Вот и поле. Хосе не может выйти: пуля пробила ногу. Он попробовал встать и еле сдержался, чтобы не крикнуть.

Прибежал Педро:

- Молодец! С земли показали, что сшиб…

Хосе через силу улыбается.

И снова телефон:

- Летят четыре "юнкерса" - по направлению к Кольменару.

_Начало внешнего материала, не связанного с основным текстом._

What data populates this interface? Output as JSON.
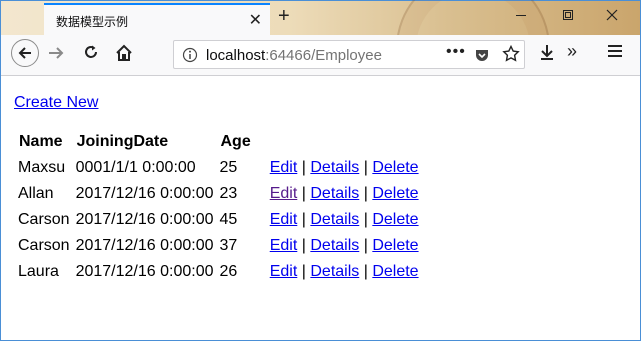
{
  "browser": {
    "tab_title": "数据模型示例",
    "tab_close_glyph": "✕",
    "new_tab_glyph": "+",
    "url_host": "localhost",
    "url_rest": ":64466/Employee",
    "page_actions_glyph": "•••",
    "more_tools_glyph": "»"
  },
  "page": {
    "create_new_label": "Create New",
    "table": {
      "headers": [
        "Name",
        "JoiningDate",
        "Age"
      ],
      "rows": [
        {
          "name": "Maxsu",
          "joining_date": "0001/1/1 0:00:00",
          "age": "25"
        },
        {
          "name": "Allan",
          "joining_date": "2017/12/16 0:00:00",
          "age": "23"
        },
        {
          "name": "Carson",
          "joining_date": "2017/12/16 0:00:00",
          "age": "45"
        },
        {
          "name": "Carson",
          "joining_date": "2017/12/16 0:00:00",
          "age": "37"
        },
        {
          "name": "Laura",
          "joining_date": "2017/12/16 0:00:00",
          "age": "26"
        }
      ],
      "actions": {
        "edit": "Edit",
        "details": "Details",
        "delete": "Delete",
        "separator": "|"
      }
    }
  },
  "colors": {
    "link": "#0000ee",
    "link_visited": "#551a8b",
    "tab_accent": "#0a84ff",
    "window_border": "#4a8fd6"
  }
}
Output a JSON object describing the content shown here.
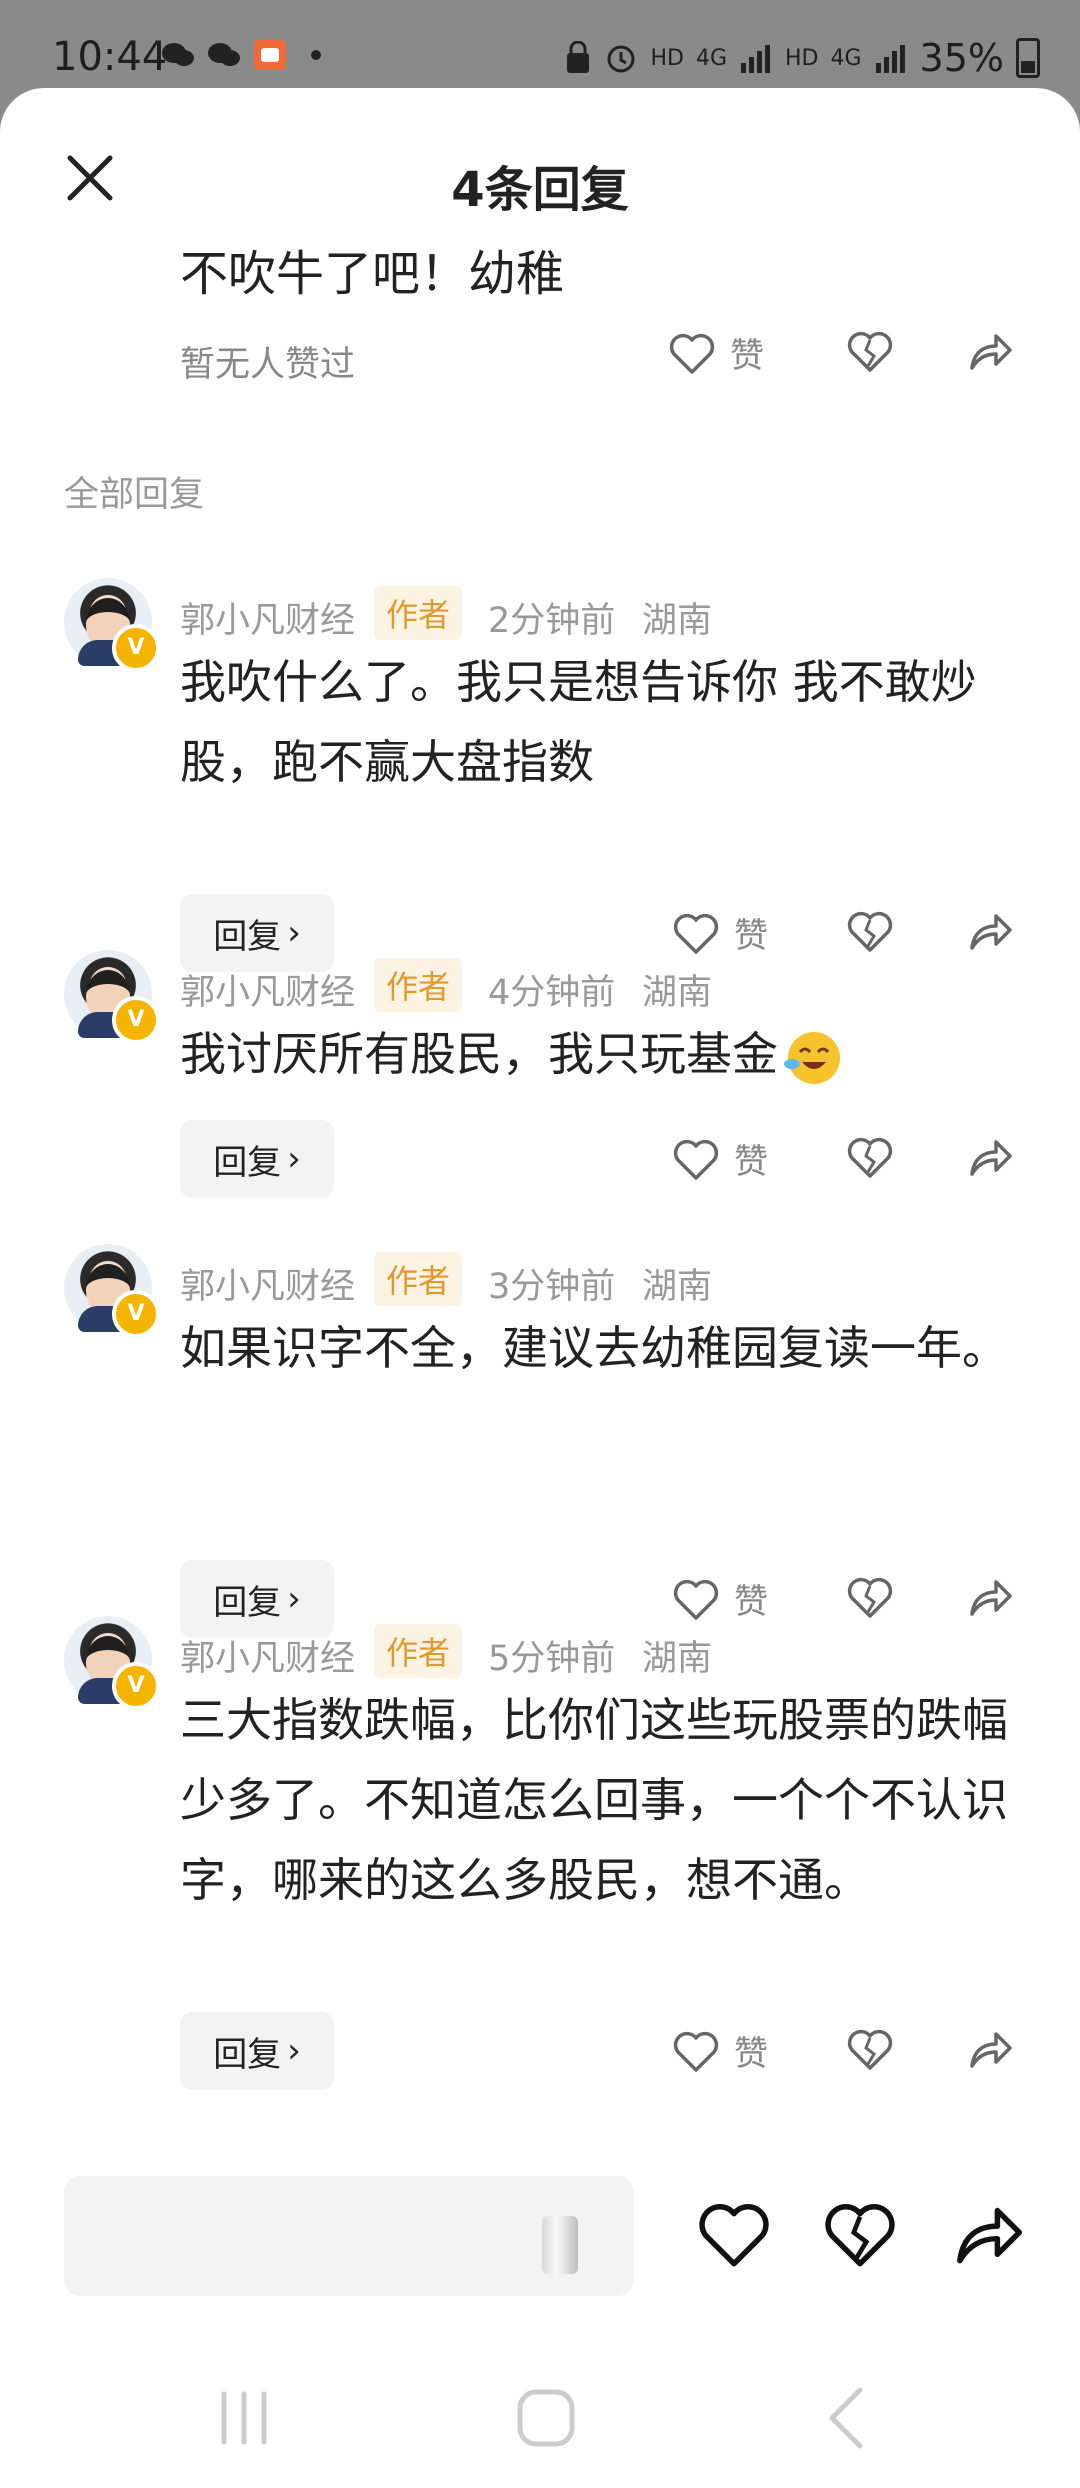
{
  "status_bar": {
    "time": "10:44",
    "battery": "35%",
    "net_labels": [
      "HD",
      "4G",
      "HD",
      "4G"
    ]
  },
  "sheet": {
    "title": "4条回复",
    "close_icon": "close-icon"
  },
  "original": {
    "text": "不吹牛了吧！幼稚",
    "likes_note": "暂无人赞过",
    "like_label": "赞"
  },
  "section_label": "全部回复",
  "replies": [
    {
      "author": "郭小凡财经",
      "tag": "作者",
      "time": "2分钟前",
      "region": "湖南",
      "text": "我吹什么了。我只是想告诉你 我不敢炒股，跑不赢大盘指数",
      "reply_label": "回复",
      "like_label": "赞"
    },
    {
      "author": "郭小凡财经",
      "tag": "作者",
      "time": "4分钟前",
      "region": "湖南",
      "text": "我讨厌所有股民，我只玩基金",
      "emoji": "laughing-crying-emoji",
      "reply_label": "回复",
      "like_label": "赞"
    },
    {
      "author": "郭小凡财经",
      "tag": "作者",
      "time": "3分钟前",
      "region": "湖南",
      "text": "如果识字不全，建议去幼稚园复读一年。",
      "reply_label": "回复",
      "like_label": "赞"
    },
    {
      "author": "郭小凡财经",
      "tag": "作者",
      "time": "5分钟前",
      "region": "湖南",
      "text": "三大指数跌幅，比你们这些玩股票的跌幅少多了。不知道怎么回事，一个个不认识字，哪来的这么多股民，想不通。",
      "reply_label": "回复",
      "like_label": "赞"
    }
  ],
  "bottom_bar": {
    "placeholder": ""
  },
  "colors": {
    "accent_tag": "#e09a2c",
    "muted_text": "#999999",
    "badge": "#f5b400"
  }
}
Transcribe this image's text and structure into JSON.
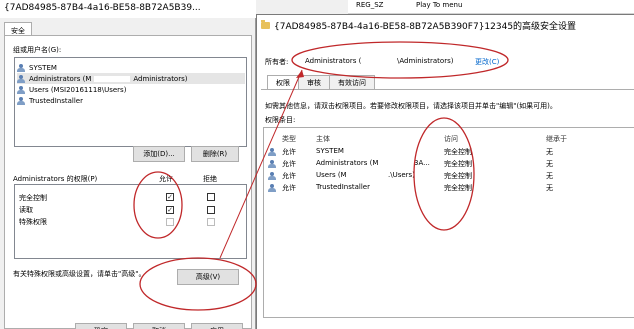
{
  "registry": {
    "type": "REG_SZ",
    "value": "Play To menu"
  },
  "props": {
    "title": "{7AD84985-87B4-4a16-BE58-8B72A5B39...",
    "tab": "安全",
    "group_label": "组或用户名(G):",
    "users": [
      "SYSTEM",
      "Administrators (M",
      "Administrators)",
      "Users (MSI20161118\\Users)",
      "TrustedInstaller"
    ],
    "add_button": "添加(D)...",
    "remove_button": "删除(R)",
    "perm_label": "Administrators 的权限(P)",
    "allow_header": "允许",
    "deny_header": "拒绝",
    "permissions": [
      {
        "name": "完全控制",
        "allow": "✓",
        "deny": ""
      },
      {
        "name": "读取",
        "allow": "✓",
        "deny": ""
      },
      {
        "name": "特殊权限",
        "allow": "",
        "deny": ""
      }
    ],
    "advanced_hint": "有关特殊权限或高级设置，请单击\"高级\"。",
    "advanced_button": "高级(V)",
    "ok_button": "确定",
    "cancel_button": "取消",
    "apply_button": "应用"
  },
  "advanced": {
    "title": "{7AD84985-87B4-4a16-BE58-8B72A5B390F7}12345的高级安全设置",
    "owner_label": "所有者:",
    "owner_value_a": "Administrators (",
    "owner_value_b": "\\Administrators)",
    "change_link": "更改(C)",
    "tabs": [
      "权限",
      "审核",
      "有效访问"
    ],
    "info": "如需其他信息，请双击权限项目。若要修改权限项目，请选择该项目并单击\"编辑\"(如果可用)。",
    "entries_label": "权限条目:",
    "headers": {
      "type": "类型",
      "principal": "主体",
      "access": "访问",
      "inherit": "继承于"
    },
    "rows": [
      {
        "type": "允许",
        "principal": "SYSTEM",
        "principal_suffix": "",
        "access": "完全控制",
        "inherit": "无"
      },
      {
        "type": "允许",
        "principal": "Administrators (M",
        "principal_suffix": "3A...",
        "access": "完全控制",
        "inherit": "无"
      },
      {
        "type": "允许",
        "principal": "Users (M",
        "principal_suffix": ".\\Users)",
        "access": "完全控制",
        "inherit": "无"
      },
      {
        "type": "允许",
        "principal": "TrustedInstaller",
        "principal_suffix": "",
        "access": "完全控制",
        "inherit": "无"
      }
    ]
  },
  "colors": {
    "annotation": "#c0282a",
    "link": "#0066cc"
  }
}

Отогнали… Рамон сидит на корточках и поет фламенго. Песня кружится на месте, как пыль.

- Рамон!

По шоссе идет табор марокканцев. Рамон бреющим полетом чистит дорогу. Люди мечутся, кричат, падают.

Хосе пронесли в санитарную машину. Он говорит:

- Нет, пехота у нас какая! Наступают…

Командный пункт корпуса.

- Позвони, чтобы послали авиацию на Вильянуэву.

- Маркеса оставим возле шоссе.

- Надо подвинуть к Рио Фрио. Где шестьдесят четвертая?

- Давай еще раз танки.

Приехал Маркес.

- Каковы дальнейшие задания?

- Посмотрим, что они будут делать. Лучше не зарывайся - слишком узкий прорыв. Сейчас будем жать на Вильянуэву.

Снова загрохотали орудия. Деревня была окружена проволочными заграждениями. Дрались за каждый домишко. Валяются тюфяки, рубахи, каски. В проволоке - распластанные трупы. Ведро, лоханка, в стойле мычит теленок; рядом трупы, один на другом. Здесь погибли восемнадцать бойцов. Другой двор - и снова трупы, третий двор, десятый…

Мадрид. Военный корреспондент Вильямс, просмотрев сводку, кричит в телефон:

- Республиканцы заняли небольшую деревню. Имя деревни даю по буквам: Виктор, Исидор, Леонард, Леонард, Альфред…

Битва для бойца проста и непонятна. Он не знает тщательно разработанного плана, не видит пространства, по которому передвигаются войсковые части. Перед ним поляна или отрезок пыльной дороги. Он знает только то, что ему сказал командир: добежать до того домика…

Они ползут. Хуанито руками приминает колосья. Пепе вздохнул:

- Хлеб не убрали…

Потом Льянос кричит:

- Вперед!

Пепе упал. Хуанито знает: нельзя остановиться.

- Гранатами!

Он швыряет гранату. Он на бугорке, люди - под ним. Он видит, как один марокканец целится в него. Он не знает, выстрелил ли марокканец; он только запомнил гримасу - оскал рта.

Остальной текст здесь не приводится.